EU to bar all member states from funding Israeli settlements
An EU directive will bar all 28 member states from dealings with Jewish settlements in the occupied territories, including annexed Arab east Jerusalem, sparking attacks from Israeli officials Tuesday.
The directive, due to be published on Friday and take effect from 2014, forbids EU member states from funding or dealing with Israeli settlements in the occupied territories, according to Israeli media.
It requires a clear distinction to be made in all signed agreements between Israel and the territories it occupied in the 1967 Middle East war — the Golan Heights as well as the West Bank, including east Jerusalem.
A high-ranking official, who requested anonymity, described the European Union’s move as a disproportionate “attack” on Israel.
“When it comes to disputed territories, the Europeans prefer to attack a small country like Israel instead of taking on more powerful states, because they’re afraid of retaliation,” he said.
Israel was “only informed of the directive at the last moment,” he added.
EU spokesman David Kriss told AFP: “These are guidelines on the eligibility of Israeli entities and their activity in the territories occupied by Israel since June 1967 for grants, prizes and financial instruments funded by the EU from 2014 onwards.
“It makes a distinction between Israel and the entities in the West Bank, east Jerusalem, the Gaza Strip and the Golan Heights,” he said.
In its Jerusalem Report 2012, the European Union said Jewish settlement construction posed “the biggest single threat to the two-state solution.”
Israeli Deputy Foreign Minister Zeev Elkin told army radio the Europeans had made a “mistake” and that the directive would undermine any return to peace talks with the Palestinians.
“It’s a very worrying initiative launched at a bad time, because it only reinforces the Palestinians’ refusal to restart negotiations,” he said.
Danny Dayan, a spokesman for the Yesha Settler Council, which represents Israelis living in the West Bank, strongly criticized the move.
“The one-sided and discriminatory EU directive means Europe has effectively decided to abandon any involvement it had in the Middle East peace process,” he said in a statement.
“By aligning itself with the most extreme Palestinian demands… the EU can no longer be perceived as a neutral or objective,” he added.
But, the EU’s executive on Tuesday denied any change in policy towards Israel after the adoption of guidelines confirming that the occupied territories will be excluded from cooperation agreements with the bloc.
“It’s not a new approach,” said Maja Kocijancic, a spokeswoman for European Union foreign policy chief Catherine Ashton.
The guidelines adopted June 30 limit “the application of agreements with Israel to the territory of Israel as recognized by the EU,” which means prior to the June 1967 occupation by Israel of the Golan Heights, the Gaza Strip and the West Bank, including East Jerusalem.

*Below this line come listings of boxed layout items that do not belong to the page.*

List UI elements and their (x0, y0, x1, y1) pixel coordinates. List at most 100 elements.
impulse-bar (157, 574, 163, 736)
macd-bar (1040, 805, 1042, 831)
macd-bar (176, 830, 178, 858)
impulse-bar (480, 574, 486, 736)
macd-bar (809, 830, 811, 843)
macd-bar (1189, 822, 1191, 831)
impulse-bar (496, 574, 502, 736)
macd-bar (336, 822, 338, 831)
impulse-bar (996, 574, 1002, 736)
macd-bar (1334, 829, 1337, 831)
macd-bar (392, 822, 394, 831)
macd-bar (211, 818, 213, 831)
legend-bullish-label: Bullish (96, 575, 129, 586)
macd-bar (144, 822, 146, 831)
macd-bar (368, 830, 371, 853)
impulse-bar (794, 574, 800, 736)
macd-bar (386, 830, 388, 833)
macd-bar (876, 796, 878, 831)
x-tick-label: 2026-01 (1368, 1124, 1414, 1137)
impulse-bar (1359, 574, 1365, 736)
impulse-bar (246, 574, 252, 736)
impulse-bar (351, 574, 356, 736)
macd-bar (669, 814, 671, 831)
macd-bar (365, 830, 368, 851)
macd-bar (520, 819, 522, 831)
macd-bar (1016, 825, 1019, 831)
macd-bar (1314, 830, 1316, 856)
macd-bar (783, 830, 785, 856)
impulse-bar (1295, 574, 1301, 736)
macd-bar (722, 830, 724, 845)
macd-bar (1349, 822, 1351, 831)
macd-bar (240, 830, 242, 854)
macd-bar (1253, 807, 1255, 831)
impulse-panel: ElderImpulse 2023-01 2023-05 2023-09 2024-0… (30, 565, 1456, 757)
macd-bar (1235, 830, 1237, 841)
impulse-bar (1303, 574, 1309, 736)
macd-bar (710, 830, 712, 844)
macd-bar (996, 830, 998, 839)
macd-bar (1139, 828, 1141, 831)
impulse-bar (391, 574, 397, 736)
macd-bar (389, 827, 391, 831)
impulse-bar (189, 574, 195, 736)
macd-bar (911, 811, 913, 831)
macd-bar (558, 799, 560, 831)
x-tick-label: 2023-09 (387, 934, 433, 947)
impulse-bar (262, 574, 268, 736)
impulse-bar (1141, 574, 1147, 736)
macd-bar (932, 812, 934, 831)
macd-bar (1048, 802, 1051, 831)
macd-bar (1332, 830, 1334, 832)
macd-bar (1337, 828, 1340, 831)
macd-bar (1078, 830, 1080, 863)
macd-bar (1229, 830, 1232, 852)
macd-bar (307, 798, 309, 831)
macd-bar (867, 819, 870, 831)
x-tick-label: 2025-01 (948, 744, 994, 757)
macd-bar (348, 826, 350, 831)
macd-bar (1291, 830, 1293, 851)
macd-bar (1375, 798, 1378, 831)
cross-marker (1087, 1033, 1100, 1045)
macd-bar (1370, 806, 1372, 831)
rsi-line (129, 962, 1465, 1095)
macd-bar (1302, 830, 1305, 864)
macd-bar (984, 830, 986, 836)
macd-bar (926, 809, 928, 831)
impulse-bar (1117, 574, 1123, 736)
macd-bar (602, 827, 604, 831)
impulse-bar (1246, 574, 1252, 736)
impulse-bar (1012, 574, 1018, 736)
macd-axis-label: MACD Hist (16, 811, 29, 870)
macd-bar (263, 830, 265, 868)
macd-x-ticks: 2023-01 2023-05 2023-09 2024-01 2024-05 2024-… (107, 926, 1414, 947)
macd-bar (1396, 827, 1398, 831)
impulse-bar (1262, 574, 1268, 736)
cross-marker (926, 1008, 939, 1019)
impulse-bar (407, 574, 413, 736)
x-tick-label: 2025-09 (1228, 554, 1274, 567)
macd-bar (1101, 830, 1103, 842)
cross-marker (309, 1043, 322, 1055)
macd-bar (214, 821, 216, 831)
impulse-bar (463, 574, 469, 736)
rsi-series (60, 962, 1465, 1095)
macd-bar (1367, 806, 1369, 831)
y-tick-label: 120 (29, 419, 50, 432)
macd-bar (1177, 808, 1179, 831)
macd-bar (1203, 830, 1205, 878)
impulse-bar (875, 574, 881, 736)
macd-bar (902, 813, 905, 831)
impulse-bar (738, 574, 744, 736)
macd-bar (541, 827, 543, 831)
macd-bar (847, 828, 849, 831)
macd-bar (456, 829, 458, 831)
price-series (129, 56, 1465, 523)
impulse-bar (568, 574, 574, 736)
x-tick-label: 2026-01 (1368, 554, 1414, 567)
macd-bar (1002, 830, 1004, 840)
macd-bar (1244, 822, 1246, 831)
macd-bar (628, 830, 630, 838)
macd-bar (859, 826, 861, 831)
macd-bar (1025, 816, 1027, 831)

They “are applicable to all grants, prizes, and financial instruments funded by the European Union from 2014 onwards,” Kocijancic said. “We are talking about EU programs from the EU budget.”
Palestinian leaders say they will only resume direct negotiations with Israel if they are held on the basis of the lines that existed before 1967, and if Israel freezes all settlement activity in territories.
Israel insists they be held “without preconditions.”
Almost 520,456 settlers live in the West Bank in around 121 settlements, B’tselem an Israeli Human Rights Information Center, says.
Jewish settlements in the West Bank and east Jerusalem are considered illegal under international law, but Israeli’s current government – which includes far-right radicals – has insisted on expanding the settlements to the detriment of the Palestinian population.
Earlier this year, anti-settlement watchdog Peace Now found that Israeli settlement activity is at its highest in ten years.